Inexiste no Espírito Santo uma única atividade econômica que se destaque em sua estrutura produtiva que tenha surgido e se sustentado exclusivamente pelas chamadas forças de mercado. Todas são fruto de políticas de apoios políticos e financeiros e de incentivos fiscais.
Algumas continuam sendo contempladas nesses apoios e incentivos por mais consolidadas que estejam empresarialmente e por mais que causem danos ambientais irreparáveis. É mais do que chegada a hora de uma revisão desses apoios; da busca de novas alternativas de crescimento; e do desenho e operacionalização de uma política de desenvolvimento que vá além de objetivos de crescimento econômico e coloque o ser humano e a natureza como centrais.
As políticas de crescimento da economia capixaba têm marcos bem claros ao longo de mais de um século. O primeiro, aquele de apoio, à cafeicultura através de acesso à terra, crédito, financiamento, assistência técnica e infraestrutura de escoamento, com destaque para a administração de Muniz Freire.
O segundo, o de fomento à industrialização retardatária através de incentivos fiscais a atividades industriais que substituíam importação e agregavam valor ao que já exportava. Nesse fomento, distinguem-se os governos Christiano D. Lopes, no apoio industrialização de pequeno/médio porte, e Arthur Carlos G. Santos, na atração dos Grandes Projetos de Impacto.
O terceiro, graças à clareza de Alvaro Abreu com relação à importância de inovações para a competitividade empresarial, deu-se no governo de Max Mauro através do apoio à implantação de centros de desenvolvimento tecnológico em setores novos na economia capixaba – com destaque para confecções, metalmecânica e mármore/granito.
O quarto marco de política de crescimento estadual foi o apoio dado às compras locais dos Grandes Projetos (GPs) em suas respectivas fases de expansão. No governo Vitor Buaiz, o licenciamento ambiental para essas expansões foi condicionado ao acesso por parte de empresas locais às demandas dos GPs. Mais do que isso, o então diretor do Bandes Guilherme Lacerda, articulou apoio financeiro a empresas que se capacitavam para internalizarem no estado o máximo possível da compras desses projetos.

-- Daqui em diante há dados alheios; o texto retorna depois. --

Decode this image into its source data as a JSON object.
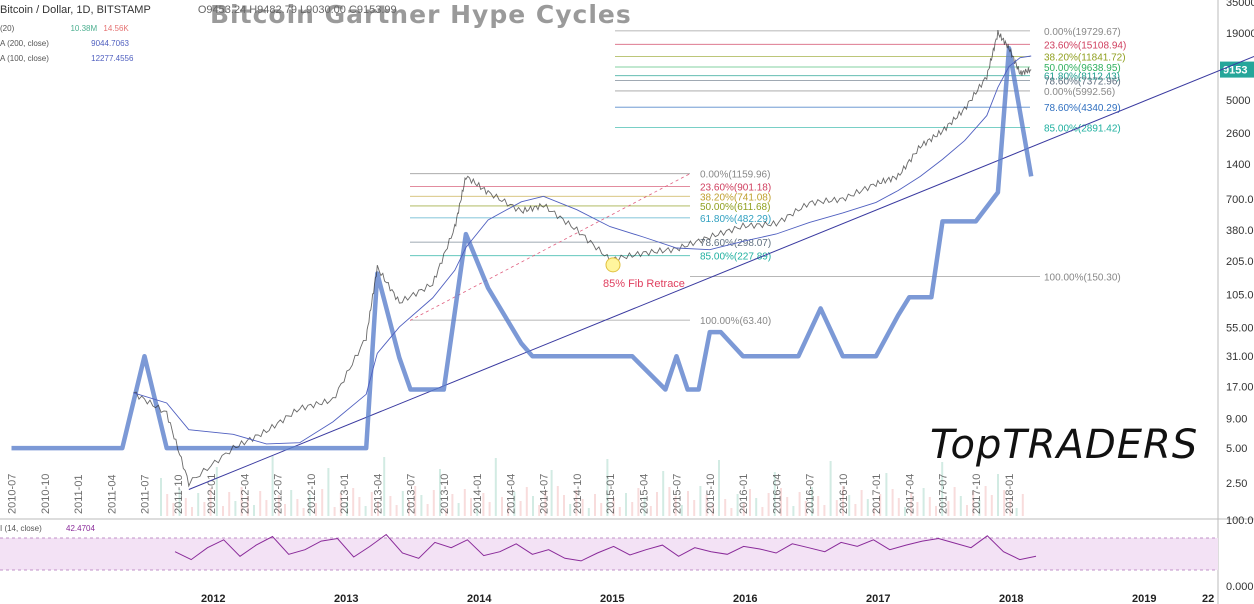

A rápida retrospectiva das diversas políticas de crescimento ao longo de mais de cem anos serve para ilustrar que elas foram diversas e plurais e que responderam de forma singular a cada momento da formação socioeconômica capixaba. Serve também para alertar que a nova política de crescimento que o Espírito Santo precisa buscar é mais complexa do que as anteriores.
Complexidade provocada tanto por questões externas – a emergência climática, as crises de alimentos, água e energia, dentre outras – quanto por aquelas especificamente locais. Os interesses políticos em torno do crescimento econômico capixaba são cada vez mais diversos em função das especificidades empresariais e dos desafios tecnológicos que antigos e novos setores econômicos possuem.
Complexidade que exige posturas dos governos estadual e municipais que evite simplismos de planos que pouco dialogam entre si e que respondem mais a exigências do marquetismo do momento do que a uma visão articulada de desafios e de formas sistêmicas de a eles responderem. Complexidade que exige maior participação social nos processos de diagnóstico, desenho de soluções e suas respectivas operacionalizações.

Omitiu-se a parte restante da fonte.